Use AprilTag3 and the new feature in Python

Modified 2020-06-14 by alexushatten

Follow the instructions on how to install the library here.

Import the library:

from dt_apriltags import Detector

First, to use the AprilTag3 in python, one needs to initialize the detector. This is done by calling the function:

at_detector = Detector(searchpath=['apriltags'],
                   families='tag36h11',
                   nthreads=1,
                   quad_decimate=1.0,
                   quad_sigma=0.0,
                   refine_edges=1,
                   decode_sharpening=0.25,
                   debug=0)

The parameters that is shown here are configurable, and it is recommended to use the values of the designchoice found above. To process an incomming image, one needs to give the at_detector the image and the according camara_parameters:

 tags = at_detector.detect(img, estimate_tag_pose=False, camera_params=None, tag_size=None)
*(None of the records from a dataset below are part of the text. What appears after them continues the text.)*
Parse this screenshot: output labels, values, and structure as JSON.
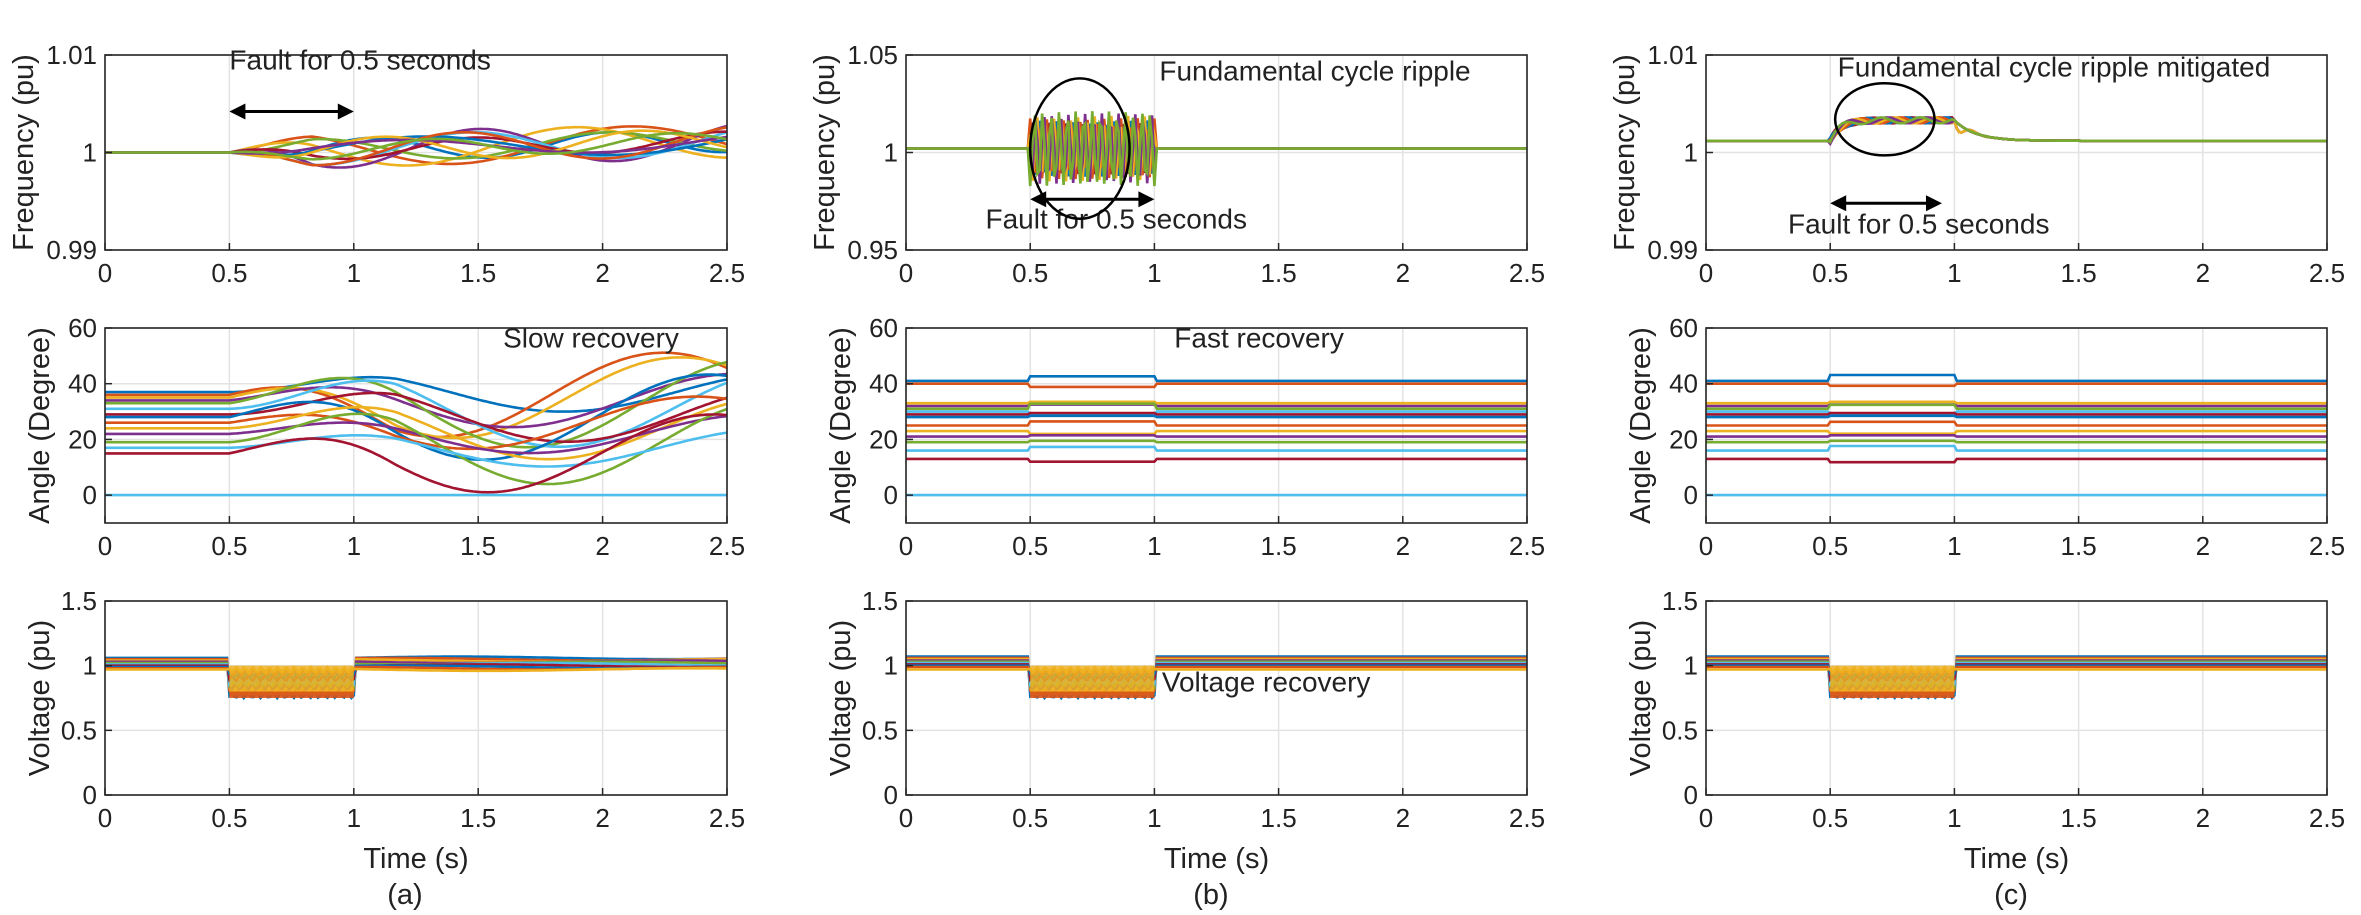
{
  "chart_data": [
    {
      "id": "a-frequency",
      "type": "line",
      "column": "a",
      "row": "frequency",
      "ylabel": "Frequency (pu)",
      "xlabel": "",
      "xlim": [
        0,
        2.5
      ],
      "ylim": [
        0.99,
        1.01
      ],
      "xticks": [
        "0",
        "0.5",
        "1",
        "1.5",
        "2",
        "2.5"
      ],
      "yticks": [
        "0.99",
        "1",
        "1.01"
      ],
      "grid": true,
      "annotations": [
        {
          "text": "Fault for 0.5 seconds",
          "x": 0.5,
          "y": 1.0085
        }
      ],
      "arrow": {
        "x1": 0.5,
        "x2": 1.0,
        "y": 1.0042
      },
      "series_count": 12,
      "behaviour": "undamped oscillation after fault, amplitude about 0.002 pu"
    },
    {
      "id": "b-frequency",
      "type": "line",
      "column": "b",
      "row": "frequency",
      "ylabel": "Frequency (pu)",
      "xlabel": "",
      "xlim": [
        0,
        2.5
      ],
      "ylim": [
        0.95,
        1.05
      ],
      "xticks": [
        "0",
        "0.5",
        "1",
        "1.5",
        "2",
        "2.5"
      ],
      "yticks": [
        "0.95",
        "1",
        "1.05"
      ],
      "grid": true,
      "annotations": [
        {
          "text": "Fundamental cycle ripple",
          "x": 1.02,
          "y": 1.037
        },
        {
          "text": "Fault for 0.5 seconds",
          "x": 0.32,
          "y": 0.961
        }
      ],
      "arrow": {
        "x1": 0.5,
        "x2": 1.0,
        "y": 0.976
      },
      "ellipse": {
        "cx": 0.7,
        "cy": 1.002,
        "rx": 0.2,
        "ry": 0.036
      },
      "series_count": 12,
      "behaviour": "ripple of about ±0.015 pu during fault, flat otherwise"
    },
    {
      "id": "c-frequency",
      "type": "line",
      "column": "c",
      "row": "frequency",
      "ylabel": "Frequency (pu)",
      "xlabel": "",
      "xlim": [
        0,
        2.5
      ],
      "ylim": [
        0.99,
        1.01
      ],
      "xticks": [
        "0",
        "0.5",
        "1",
        "1.5",
        "2",
        "2.5"
      ],
      "yticks": [
        "0.99",
        "1",
        "1.01"
      ],
      "grid": true,
      "annotations": [
        {
          "text": "Fundamental cycle ripple mitigated",
          "x": 0.53,
          "y": 1.0078
        },
        {
          "text": "Fault for 0.5 seconds",
          "x": 0.33,
          "y": 0.9917
        }
      ],
      "arrow": {
        "x1": 0.5,
        "x2": 0.95,
        "y": 0.9948
      },
      "ellipse": {
        "cx": 0.72,
        "cy": 1.0034,
        "rx": 0.2,
        "ry": 0.0037
      },
      "series_count": 12,
      "behaviour": "rise to about 1.003 pu during fault, settles by 1.3 s"
    },
    {
      "id": "a-angle",
      "type": "line",
      "column": "a",
      "row": "angle",
      "ylabel": "Angle (Degree)",
      "xlabel": "",
      "xlim": [
        0,
        2.5
      ],
      "ylim": [
        -10,
        60
      ],
      "xticks": [
        "0",
        "0.5",
        "1",
        "1.5",
        "2",
        "2.5"
      ],
      "yticks": [
        "0",
        "20",
        "40",
        "60"
      ],
      "grid": true,
      "annotations": [
        {
          "text": "Slow recovery",
          "x": 1.6,
          "y": 53
        }
      ],
      "series_count": 15,
      "initial_values": [
        37,
        36,
        35,
        34,
        33,
        31,
        29,
        28,
        26,
        24,
        22,
        19,
        17,
        15,
        0
      ],
      "behaviour": "large swings of up to ±15 degrees after the fault"
    },
    {
      "id": "b-angle",
      "type": "line",
      "column": "b",
      "row": "angle",
      "ylabel": "Angle (Degree)",
      "xlabel": "",
      "xlim": [
        0,
        2.5
      ],
      "ylim": [
        -10,
        60
      ],
      "xticks": [
        "0",
        "0.5",
        "1",
        "1.5",
        "2",
        "2.5"
      ],
      "yticks": [
        "0",
        "20",
        "40",
        "60"
      ],
      "grid": true,
      "annotations": [
        {
          "text": "Fast recovery",
          "x": 1.08,
          "y": 53
        }
      ],
      "series_count": 15,
      "initial_values": [
        41,
        40,
        33,
        32,
        31,
        30,
        29,
        28,
        25,
        23,
        21,
        19,
        16,
        13,
        0
      ],
      "behaviour": "small steps during the fault, back to steady state right after"
    },
    {
      "id": "c-angle",
      "type": "line",
      "column": "c",
      "row": "angle",
      "ylabel": "Angle (Degree)",
      "xlabel": "",
      "xlim": [
        0,
        2.5
      ],
      "ylim": [
        -10,
        60
      ],
      "xticks": [
        "0",
        "0.5",
        "1",
        "1.5",
        "2",
        "2.5"
      ],
      "yticks": [
        "0",
        "20",
        "40",
        "60"
      ],
      "grid": true,
      "annotations": [],
      "series_count": 15,
      "initial_values": [
        41,
        40,
        33,
        32,
        31,
        30,
        29,
        28,
        25,
        23,
        21,
        19,
        16,
        13,
        0
      ],
      "behaviour": "small steps during the fault, back to steady state right after"
    },
    {
      "id": "a-voltage",
      "type": "line",
      "column": "a",
      "row": "voltage",
      "ylabel": "Voltage (pu)",
      "xlabel": "Time (s)",
      "xlim": [
        0,
        2.5
      ],
      "ylim": [
        0,
        1.5
      ],
      "xticks": [
        "0",
        "0.5",
        "1",
        "1.5",
        "2",
        "2.5"
      ],
      "yticks": [
        "0",
        "0.5",
        "1",
        "1.5"
      ],
      "grid": true,
      "annotations": [],
      "series_count": 10,
      "initial_values": [
        1.06,
        1.05,
        1.04,
        1.03,
        1.02,
        1.01,
        1.0,
        0.99,
        0.98,
        0.97
      ],
      "behaviour": "drops to about 0.76-1.0 pu between 0.5 s and 1 s"
    },
    {
      "id": "b-voltage",
      "type": "line",
      "column": "b",
      "row": "voltage",
      "ylabel": "Voltage (pu)",
      "xlabel": "Time (s)",
      "xlim": [
        0,
        2.5
      ],
      "ylim": [
        0,
        1.5
      ],
      "xticks": [
        "0",
        "0.5",
        "1",
        "1.5",
        "2",
        "2.5"
      ],
      "yticks": [
        "0",
        "0.5",
        "1",
        "1.5"
      ],
      "grid": true,
      "annotations": [
        {
          "text": "Voltage recovery",
          "x": 1.03,
          "y": 0.8
        }
      ],
      "series_count": 10,
      "initial_values": [
        1.07,
        1.06,
        1.05,
        1.04,
        1.03,
        1.02,
        1.01,
        1.0,
        0.99,
        0.97
      ],
      "behaviour": "drops to about 0.77-1.0 pu between 0.5 s and 1 s"
    },
    {
      "id": "c-voltage",
      "type": "line",
      "column": "c",
      "row": "voltage",
      "ylabel": "Voltage (pu)",
      "xlabel": "Time (s)",
      "xlim": [
        0,
        2.5
      ],
      "ylim": [
        0,
        1.5
      ],
      "xticks": [
        "0",
        "0.5",
        "1",
        "1.5",
        "2",
        "2.5"
      ],
      "yticks": [
        "0",
        "0.5",
        "1",
        "1.5"
      ],
      "grid": true,
      "annotations": [],
      "series_count": 10,
      "initial_values": [
        1.07,
        1.06,
        1.05,
        1.04,
        1.03,
        1.02,
        1.01,
        1.0,
        0.99,
        0.97
      ],
      "behaviour": "drops to about 0.77-1.0 pu between 0.5 s and 1 s"
    }
  ],
  "panel_labels": {
    "a": "(a)",
    "b": "(b)",
    "c": "(c)"
  },
  "colors": {
    "series": [
      "#0072BD",
      "#D95319",
      "#EDB120",
      "#7E2F8E",
      "#77AC30",
      "#4DBEEE",
      "#A2142F"
    ],
    "zero_line": "#4DBEEE",
    "grid": "#e3e3e3",
    "axes": "#262626"
  }
}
If you also want to extract the tag pose, estimate_tag_pose should be set to True and camera_params ([fx, fy, cx, cy]) and tag_size (in meters) should be supplied. This will enable AprilTag detection on rectified images.

To use this newly added feature, one needs to initialize the mapping by using the following function:

at_detector.enable_rectification_step(image_width, image_height, K, D, P)

One needs to give the image pixel height and width. K is the full camera parameters (9x1), D is the distorion coefficients (8x1), P is the projection matrix (12x1)

This function is only needed to be called once. When this function is called, the AprilTag3 will assume that the incoming image is non-rectified and therefore will rectify the image using mappings created inside Apriltag3.

Benefits of Rectifyng inside the detector node

Modified 2020-06-09 by alexushatten

Instead of feeding the Detector a pre-rectified image, it is beneficial to rectify at a later stage. The designchoice that was found by testing the different parameters of the Apriltag3 detector is to use a decimation of 2. When using a decimation of 2, it which means that the total pixel number to rectify is reduced to 1/4th of the original image. This way, the rectification speed up, and the detector becomes faster and can process more frames per second. Another reason is that this reduces the complexity of the overall pipeline. By only sending the image directly from the camera node to the Detector, one needs fewer nodes running and hence more free CPU on the Raspberry Pi.